Patients in the bempedoic acid group were 13% less likely than those in the placebo group to experience the primary end point, a four-component composite of death from cardiovascular disease, nonfatal myocardial infarction, nonfatal stroke or coronary revascularization. Martin and Cho noted that the decrease in major cardiovascular events was consistent with expectations for the amount by which bempedoic acid lowered LDL cholesterol, which was 30 mg/dL. “I think the drug works. The drug works by lowering LDL, and the LDL hypothesis is a good hypothesis,” Cho said.

Side effects

Martin said the proportion of study participants in the bempedoic acid and placebo groups who had a serious adverse event was the same, at 25%. He noted differences in gout (3.1% in the bempedoic acid group versus 2.1% in the placebo group), hyperuricemia (10.9% versus 5.6%), and cholelithiasis (2.2% versus 1.2%) and that clinicians would need to consider those results in patients with a relevant history.

Implications for clinical practice

Cho stressed that statins are a cornerstone of therapy to prevent cardiovascular events but added that “there are people who can’t or won’t take statins, and I think this (bempedoic acid) is a legitimate option” for them. She and Martin also discussed bempedoic acid as an alternative to the PCSK9 inhibitors of cholesterol-lowering medications, noting that some patients may prefer bempedoic acid because it is an oral agent whereas the PCSK9 inhibitors are injected. Martin mentioned the fixed-dose combination of bempedoic acid and ezetimibe achieving LDL cholesterol reductions of 40%.

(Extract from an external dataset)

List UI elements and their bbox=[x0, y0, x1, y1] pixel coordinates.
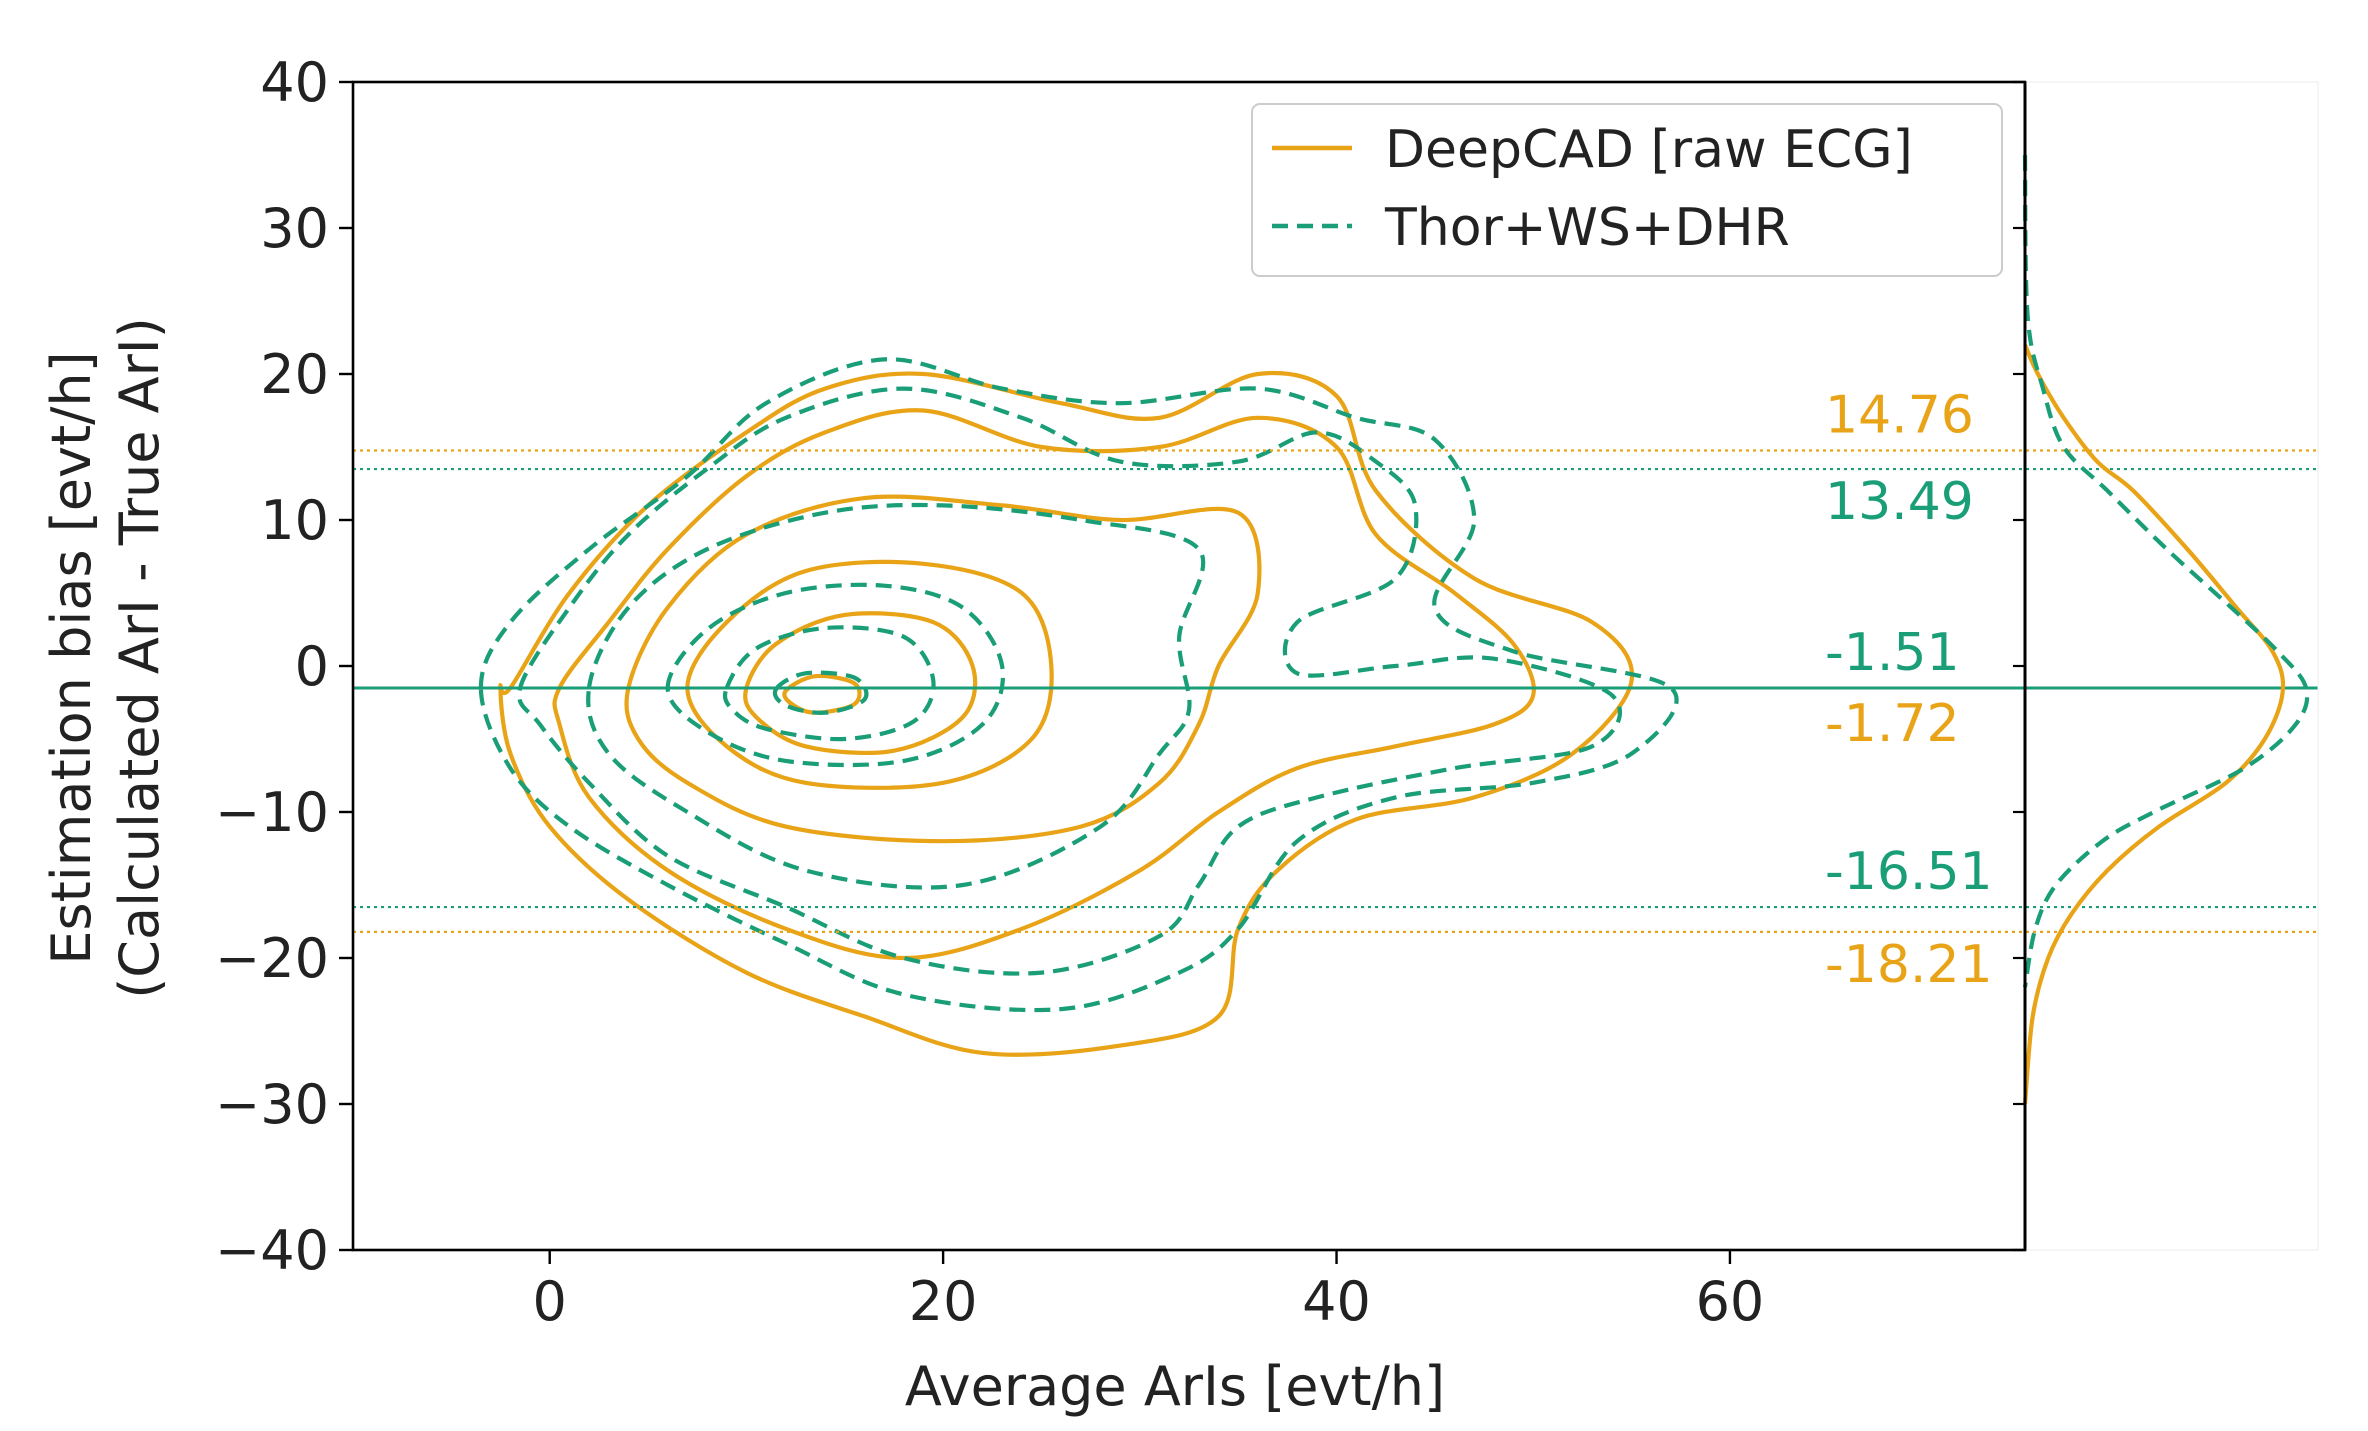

Cho said it may seem benign when people with high LDL levels don’t address the problem, but the risk of a serious cardiovascular event is far from harmless: “There’s a huge cost when patients don’t take cholesterol-lowering (medication) and they go on to have events.”

Cho and Martin agreed that the CLEAR Outcomes trial informed consent process might serve as a model for shared decision-making in clinical practice and help people achieve a lower LDL level.